Follow your instruction and rename the lxmert author's weights from mudule.... to model...... Thanks, it works. Although it turns out that the pretrained weight performs significantly worse than a vanilla one on hateful memes dataset.

NohTow commented 4 years ago

Yes, my experiments give the same conclusion as yours. Although pre-trained models can perform worse, it seems that different pre-trained weights (from original authors and the different one in the PR) give same results. It might indicate that there is still an issue in the loaded weights (because they are expected to be at least a bit different, so results should also be). Maybe I am missing something. @vedanuj, do you have any idea of what can still be wrong in the loading weights procedure ? I can do some tests if you have an intuition. Thanks in advance if you can investigate this.

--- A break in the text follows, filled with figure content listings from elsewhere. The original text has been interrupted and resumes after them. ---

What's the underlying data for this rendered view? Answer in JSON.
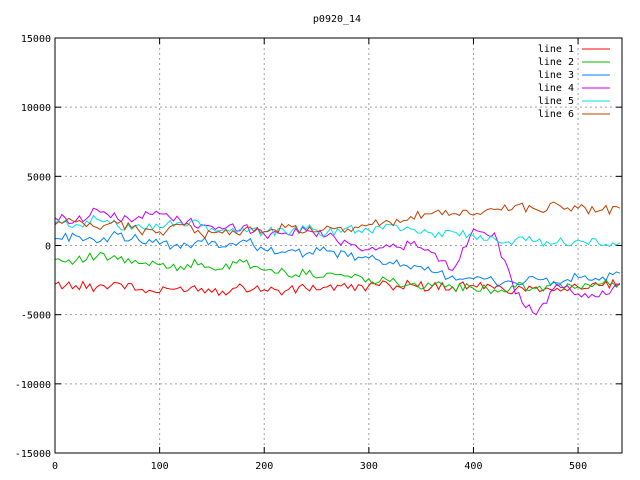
{
  "chart_data": {
    "type": "line",
    "title": "p0920_14",
    "xlabel": "",
    "ylabel": "",
    "xlim": [
      0,
      542
    ],
    "ylim": [
      -15000,
      15000
    ],
    "x_ticks": [
      0,
      100,
      200,
      300,
      400,
      500
    ],
    "y_ticks": [
      -15000,
      -10000,
      -5000,
      0,
      5000,
      10000,
      15000
    ],
    "grid": true,
    "legend_position": "top-right",
    "x": [
      0,
      20,
      40,
      60,
      80,
      100,
      120,
      140,
      160,
      180,
      200,
      220,
      240,
      260,
      280,
      300,
      320,
      340,
      360,
      380,
      400,
      420,
      440,
      460,
      480,
      500,
      520,
      540
    ],
    "series": [
      {
        "name": "line 1",
        "color": "#ff0000",
        "values": [
          -2800,
          -2900,
          -3000,
          -2700,
          -3200,
          -3400,
          -3000,
          -3100,
          -3300,
          -3000,
          -3200,
          -3300,
          -3100,
          -3000,
          -3100,
          -2900,
          -2900,
          -2800,
          -3000,
          -3000,
          -2900,
          -3100,
          -3200,
          -3000,
          -3100,
          -3000,
          -2900,
          -2800
        ]
      },
      {
        "name": "line 2",
        "color": "#00c000",
        "values": [
          -1000,
          -1100,
          -800,
          -1000,
          -1300,
          -1400,
          -1500,
          -1300,
          -1700,
          -1200,
          -1800,
          -1900,
          -2100,
          -2000,
          -2200,
          -2400,
          -2600,
          -2800,
          -2900,
          -3000,
          -3100,
          -3200,
          -3000,
          -3100,
          -2900,
          -3000,
          -2800,
          -2700
        ]
      },
      {
        "name": "line 3",
        "color": "#0080ff",
        "values": [
          500,
          700,
          200,
          800,
          400,
          100,
          -200,
          300,
          -100,
          400,
          -300,
          -500,
          -600,
          -400,
          -800,
          -900,
          -1200,
          -1700,
          -1900,
          -2200,
          -2400,
          -2600,
          -2700,
          -2400,
          -2700,
          -2300,
          -2500,
          -2000
        ]
      },
      {
        "name": "line 4",
        "color": "#c000ff",
        "values": [
          2000,
          1800,
          2600,
          1900,
          2100,
          2300,
          1800,
          1500,
          1200,
          1400,
          800,
          900,
          1100,
          700,
          200,
          -300,
          -100,
          100,
          -500,
          -1800,
          1200,
          900,
          -3500,
          -5000,
          -2800,
          -3500,
          -3700,
          -2800
        ]
      },
      {
        "name": "line 5",
        "color": "#00e0e0",
        "values": [
          1600,
          1500,
          1900,
          1400,
          1500,
          1300,
          1700,
          1400,
          1100,
          1200,
          1000,
          1000,
          1200,
          900,
          1300,
          1100,
          1500,
          1200,
          900,
          1000,
          700,
          500,
          400,
          300,
          200,
          400,
          100,
          200
        ]
      },
      {
        "name": "line 6",
        "color": "#c04000",
        "values": [
          1500,
          1700,
          1300,
          1600,
          1100,
          1000,
          1500,
          800,
          900,
          1100,
          1000,
          1300,
          1000,
          1400,
          1200,
          1500,
          1700,
          2100,
          2300,
          2300,
          2200,
          2600,
          2900,
          2600,
          3000,
          2700,
          2500,
          2700
        ]
      }
    ]
  }
}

vedanuj commented 4 years ago

Can you point me to which pretrained weights you are talking about here? Please provide the link. I can help check how to load them properly.

NohTow commented 4 years ago

I tried the one on the original repo (https://github.com/airsplay/lxmert) which can be downloaded at this link and also tried #561 ones, available here, I tried both vqa2_pretrained and gqa_pretrained.

Let me know if you need more information. Again, thanks for looking into this.